Molecular Foundry, Lawrence Berkeley National Laboratory, Berkeley, CA 94720.
Biophys J. 2025 Jul 1;124(13):2103-2119. doi: 10.1016/j.bpj.2025.05.017. Epub 2025 May 19.
ATP synthase, the enzyme responsible for regenerating adenosine triphosphate (ATP) in the cell, comprises a proton-translocating motor in the cell membrane (labeled F in bacteria, mitochondria, and chloroplasts), coupled by a common stalk to a catalytic motor F that synthesizes or hydrolyzes ATP, depending on the direction of rotation. The detailed mechanisms of F, F and their coupling in ATP synthase have been elucidated through structural studies, single-molecule experiments, and molecular modeling. The outcomes of this body of work are reviewed with a particular focus on the features of the mechanism that enable the high energy efficiency and reversibility of ATP synthase. Models for the origin of chemiosmosis involve either ATP synthesis (driven by the proton gradient across the membrane) or ATP hydrolysis (for pumping protons out of the cell) as a primary function, the other function being a later development enabled by the coupled nature of the two motors. The mechanism of ATP synthase and the stringent requirements on efficiency to maintain life constrain existing models and the search for the origin of chemiosmosis.

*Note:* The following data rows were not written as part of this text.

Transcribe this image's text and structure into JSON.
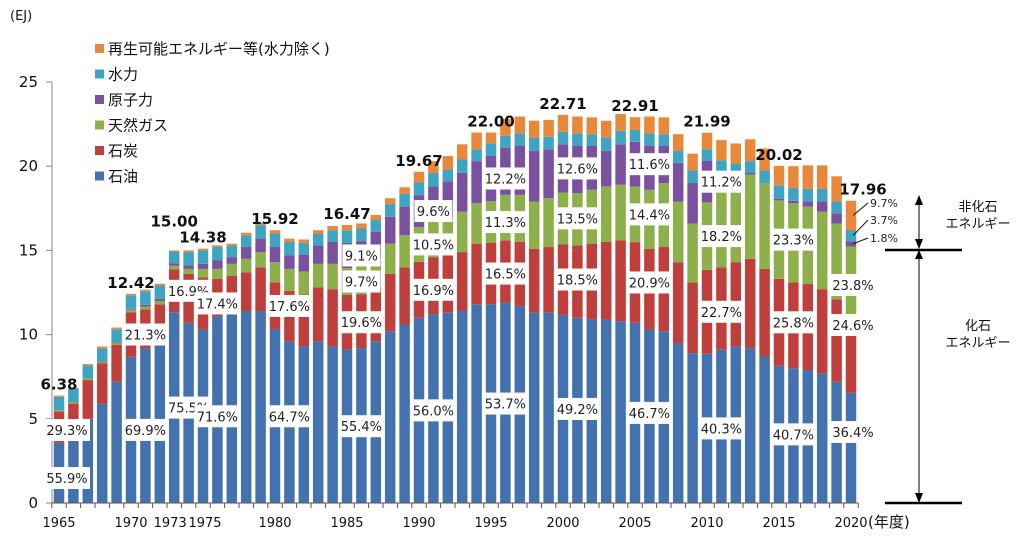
{
  "chart_data": {
    "type": "bar",
    "stacked": true,
    "unit_label": "(EJ)",
    "xlabel_suffix": "(年度)",
    "ylim": [
      0,
      25
    ],
    "yticks": [
      0,
      5,
      10,
      15,
      20,
      25
    ],
    "xtick_labels": [
      {
        "year": 1965,
        "label": "1965"
      },
      {
        "year": 1970,
        "label": "1970"
      },
      {
        "year": 1973,
        "label": "1973"
      },
      {
        "year": 1975,
        "label": "1975"
      },
      {
        "year": 1980,
        "label": "1980"
      },
      {
        "year": 1985,
        "label": "1985"
      },
      {
        "year": 1990,
        "label": "1990"
      },
      {
        "year": 1995,
        "label": "1995"
      },
      {
        "year": 2000,
        "label": "2000"
      },
      {
        "year": 2005,
        "label": "2005"
      },
      {
        "year": 2010,
        "label": "2010"
      },
      {
        "year": 2015,
        "label": "2015"
      },
      {
        "year": 2020,
        "label": "2020"
      }
    ],
    "legend": [
      {
        "key": "renew",
        "label": "再生可能エネルギー等(水力除く)",
        "color": "#E8883A"
      },
      {
        "key": "hydro",
        "label": "水力",
        "color": "#3FA3C2"
      },
      {
        "key": "nuclear",
        "label": "原子力",
        "color": "#7A519F"
      },
      {
        "key": "gas",
        "label": "天然ガス",
        "color": "#8DB04A"
      },
      {
        "key": "coal",
        "label": "石炭",
        "color": "#BE3F3C"
      },
      {
        "key": "oil",
        "label": "石油",
        "color": "#4472AE"
      }
    ],
    "stack_order": [
      "oil",
      "coal",
      "gas",
      "nuclear",
      "hydro",
      "renew"
    ],
    "x": [
      1965,
      1966,
      1967,
      1968,
      1969,
      1970,
      1971,
      1972,
      1973,
      1974,
      1975,
      1976,
      1977,
      1978,
      1979,
      1980,
      1981,
      1982,
      1983,
      1984,
      1985,
      1986,
      1987,
      1988,
      1989,
      1990,
      1991,
      1992,
      1993,
      1994,
      1995,
      1996,
      1997,
      1998,
      1999,
      2000,
      2001,
      2002,
      2003,
      2004,
      2005,
      2006,
      2007,
      2008,
      2009,
      2010,
      2011,
      2012,
      2013,
      2014,
      2015,
      2016,
      2017,
      2018,
      2019,
      2020
    ],
    "series": [
      {
        "key": "oil",
        "name": "石油",
        "values": [
          3.57,
          3.9,
          5.0,
          5.9,
          7.2,
          8.68,
          9.2,
          9.6,
          11.33,
          10.7,
          10.3,
          11.1,
          11.3,
          11.4,
          11.4,
          10.3,
          9.6,
          9.3,
          9.6,
          9.3,
          9.12,
          9.2,
          9.6,
          10.2,
          10.6,
          11.0,
          11.2,
          11.3,
          11.4,
          11.8,
          11.81,
          11.9,
          11.7,
          11.3,
          11.3,
          11.17,
          11.0,
          10.9,
          10.9,
          10.8,
          10.7,
          10.3,
          10.2,
          9.5,
          8.9,
          8.86,
          9.1,
          9.3,
          9.2,
          8.7,
          8.15,
          8.0,
          7.9,
          7.7,
          7.2,
          6.54
        ]
      },
      {
        "key": "coal",
        "name": "石炭",
        "values": [
          1.87,
          2.0,
          2.3,
          2.4,
          2.2,
          2.65,
          2.3,
          2.2,
          2.54,
          2.9,
          3.1,
          2.2,
          2.2,
          2.3,
          2.6,
          2.8,
          3.0,
          3.1,
          3.2,
          3.4,
          3.23,
          3.2,
          3.2,
          3.4,
          3.4,
          3.32,
          3.4,
          3.4,
          3.5,
          3.6,
          3.63,
          3.7,
          3.8,
          3.8,
          3.9,
          4.2,
          4.3,
          4.5,
          4.6,
          4.8,
          4.79,
          4.8,
          5.0,
          4.8,
          4.2,
          4.99,
          4.9,
          5.0,
          5.3,
          5.2,
          5.16,
          5.1,
          5.1,
          5.0,
          4.9,
          4.42
        ]
      },
      {
        "key": "gas",
        "name": "天然ガス",
        "values": [
          0.07,
          0.07,
          0.08,
          0.08,
          0.1,
          0.15,
          0.17,
          0.2,
          0.22,
          0.3,
          0.5,
          0.6,
          0.7,
          0.8,
          0.9,
          1.2,
          1.3,
          1.35,
          1.4,
          1.5,
          1.6,
          1.65,
          1.7,
          1.8,
          1.9,
          2.07,
          2.2,
          2.3,
          2.4,
          2.4,
          2.49,
          2.7,
          2.8,
          2.8,
          2.9,
          3.07,
          3.1,
          3.2,
          3.3,
          3.3,
          3.3,
          3.5,
          3.8,
          3.6,
          3.5,
          4.0,
          4.6,
          5.0,
          5.0,
          5.1,
          4.66,
          4.7,
          4.6,
          4.6,
          4.5,
          4.27
        ]
      },
      {
        "key": "nuclear",
        "name": "原子力",
        "values": [
          0.0,
          0.0,
          0.0,
          0.01,
          0.02,
          0.05,
          0.1,
          0.12,
          0.15,
          0.2,
          0.3,
          0.5,
          0.4,
          0.7,
          0.8,
          0.9,
          0.8,
          1.0,
          1.1,
          1.3,
          1.5,
          1.5,
          1.6,
          1.6,
          1.7,
          1.89,
          2.0,
          2.1,
          2.3,
          2.5,
          2.68,
          2.8,
          2.9,
          3.0,
          2.9,
          2.86,
          2.8,
          2.6,
          2.1,
          2.4,
          2.66,
          2.6,
          2.2,
          2.3,
          2.4,
          2.46,
          1.0,
          0.15,
          0.1,
          0.0,
          0.1,
          0.15,
          0.3,
          0.6,
          0.6,
          0.32
        ]
      },
      {
        "key": "hydro",
        "name": "水力",
        "values": [
          0.8,
          0.8,
          0.8,
          0.8,
          0.8,
          0.8,
          0.8,
          0.8,
          0.7,
          0.8,
          0.8,
          0.8,
          0.7,
          0.7,
          0.8,
          0.8,
          0.8,
          0.7,
          0.7,
          0.7,
          0.75,
          0.75,
          0.7,
          0.75,
          0.75,
          0.75,
          0.8,
          0.7,
          0.8,
          0.7,
          0.75,
          0.7,
          0.75,
          0.8,
          0.75,
          0.75,
          0.75,
          0.7,
          0.8,
          0.8,
          0.7,
          0.75,
          0.7,
          0.7,
          0.75,
          0.7,
          0.75,
          0.7,
          0.7,
          0.75,
          0.8,
          0.75,
          0.75,
          0.75,
          0.7,
          0.66
        ]
      },
      {
        "key": "renew",
        "name": "再生可能エネルギー等(水力除く)",
        "values": [
          0.07,
          0.07,
          0.07,
          0.1,
          0.1,
          0.09,
          0.1,
          0.1,
          0.06,
          0.1,
          0.1,
          0.1,
          0.1,
          0.15,
          0.15,
          0.2,
          0.2,
          0.2,
          0.2,
          0.25,
          0.31,
          0.3,
          0.3,
          0.35,
          0.4,
          0.64,
          0.7,
          0.8,
          0.9,
          1.0,
          0.64,
          1.0,
          1.0,
          1.0,
          1.0,
          1.0,
          1.0,
          1.0,
          1.0,
          1.0,
          0.76,
          1.0,
          1.0,
          1.0,
          1.0,
          0.98,
          1.2,
          1.2,
          1.3,
          1.3,
          1.15,
          1.3,
          1.4,
          1.4,
          1.5,
          1.74
        ]
      }
    ],
    "totals": [
      {
        "year": 1965,
        "label": "6.38"
      },
      {
        "year": 1970,
        "label": "12.42"
      },
      {
        "year": 1973,
        "label": "15.00"
      },
      {
        "year": 1975,
        "label": "14.38"
      },
      {
        "year": 1980,
        "label": "15.92"
      },
      {
        "year": 1985,
        "label": "16.47"
      },
      {
        "year": 1990,
        "label": "19.67"
      },
      {
        "year": 1995,
        "label": "22.00"
      },
      {
        "year": 2000,
        "label": "22.71"
      },
      {
        "year": 2005,
        "label": "22.91"
      },
      {
        "year": 2010,
        "label": "21.99"
      },
      {
        "year": 2015,
        "label": "20.02"
      },
      {
        "year": 2020,
        "label": "17.96"
      }
    ],
    "percent_labels": [
      {
        "year": 1965,
        "series": "oil",
        "text": "55.9%"
      },
      {
        "year": 1965,
        "series": "coal",
        "text": "29.3%"
      },
      {
        "year": 1970,
        "series": "oil",
        "text": "69.9%"
      },
      {
        "year": 1970,
        "series": "coal",
        "text": "21.3%"
      },
      {
        "year": 1973,
        "series": "oil",
        "text": "75.5%"
      },
      {
        "year": 1973,
        "series": "coal",
        "text": "16.9%"
      },
      {
        "year": 1975,
        "series": "oil",
        "text": "71.6%"
      },
      {
        "year": 1975,
        "series": "coal",
        "text": "17.4%"
      },
      {
        "year": 1980,
        "series": "oil",
        "text": "64.7%"
      },
      {
        "year": 1980,
        "series": "coal",
        "text": "17.6%"
      },
      {
        "year": 1985,
        "series": "oil",
        "text": "55.4%"
      },
      {
        "year": 1985,
        "series": "coal",
        "text": "19.6%"
      },
      {
        "year": 1985,
        "series": "gas",
        "text": "9.7%"
      },
      {
        "year": 1985,
        "series": "nuclear",
        "text": "9.1%"
      },
      {
        "year": 1990,
        "series": "oil",
        "text": "56.0%"
      },
      {
        "year": 1990,
        "series": "coal",
        "text": "16.9%"
      },
      {
        "year": 1990,
        "series": "gas",
        "text": "10.5%"
      },
      {
        "year": 1990,
        "series": "nuclear",
        "text": "9.6%"
      },
      {
        "year": 1995,
        "series": "oil",
        "text": "53.7%"
      },
      {
        "year": 1995,
        "series": "coal",
        "text": "16.5%"
      },
      {
        "year": 1995,
        "series": "gas",
        "text": "11.3%"
      },
      {
        "year": 1995,
        "series": "nuclear",
        "text": "12.2%"
      },
      {
        "year": 2000,
        "series": "oil",
        "text": "49.2%"
      },
      {
        "year": 2000,
        "series": "coal",
        "text": "18.5%"
      },
      {
        "year": 2000,
        "series": "gas",
        "text": "13.5%"
      },
      {
        "year": 2000,
        "series": "nuclear",
        "text": "12.6%"
      },
      {
        "year": 2005,
        "series": "oil",
        "text": "46.7%"
      },
      {
        "year": 2005,
        "series": "coal",
        "text": "20.9%"
      },
      {
        "year": 2005,
        "series": "gas",
        "text": "14.4%"
      },
      {
        "year": 2005,
        "series": "nuclear",
        "text": "11.6%"
      },
      {
        "year": 2010,
        "series": "oil",
        "text": "40.3%"
      },
      {
        "year": 2010,
        "series": "coal",
        "text": "22.7%"
      },
      {
        "year": 2010,
        "series": "gas",
        "text": "18.2%"
      },
      {
        "year": 2010,
        "series": "nuclear",
        "text": "11.2%"
      },
      {
        "year": 2015,
        "series": "oil",
        "text": "40.7%"
      },
      {
        "year": 2015,
        "series": "coal",
        "text": "25.8%"
      },
      {
        "year": 2015,
        "series": "gas",
        "text": "23.3%"
      },
      {
        "year": 2020,
        "series": "oil",
        "text": "36.4%"
      },
      {
        "year": 2020,
        "series": "coal",
        "text": "24.6%"
      },
      {
        "year": 2020,
        "series": "gas",
        "text": "23.8%"
      },
      {
        "year": 2020,
        "series": "nuclear",
        "text": "1.8%"
      },
      {
        "year": 2020,
        "series": "hydro",
        "text": "3.7%"
      },
      {
        "year": 2020,
        "series": "renew",
        "text": "9.7%"
      }
    ],
    "annotations": {
      "non_fossil": "非化石\nエネルギー",
      "fossil": "化石\nエネルギー"
    }
  }
}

ATP合酶是负责在细胞中再生三磷酸腺苷(ATP)的酶,它在细胞膜中包含一个质子转运马达(在细菌、线粒体和叶绿体中标记为F),通过一个共同的柄与催化马达F相连,F根据旋转方向合成或水解ATP。通过结构研究、单分子实验和分子建模,已经阐明了F、F及其在ATP合酶中的偶联的详细机制。本文特别关注使ATP合酶具有高能效和可逆性的机制特征,对这一系列工作的成果进行了综述。化学渗透起源的模型涉及ATP合成(由跨膜质子梯度驱动)或ATP水解(用于将质子泵出细胞)作为主要功能,另一个功能是由两个马达的偶联性质促成的后期发展。ATP合酶的机制以及对维持生命的效率的严格要求限制了现有模型和对化学渗透起源的探索。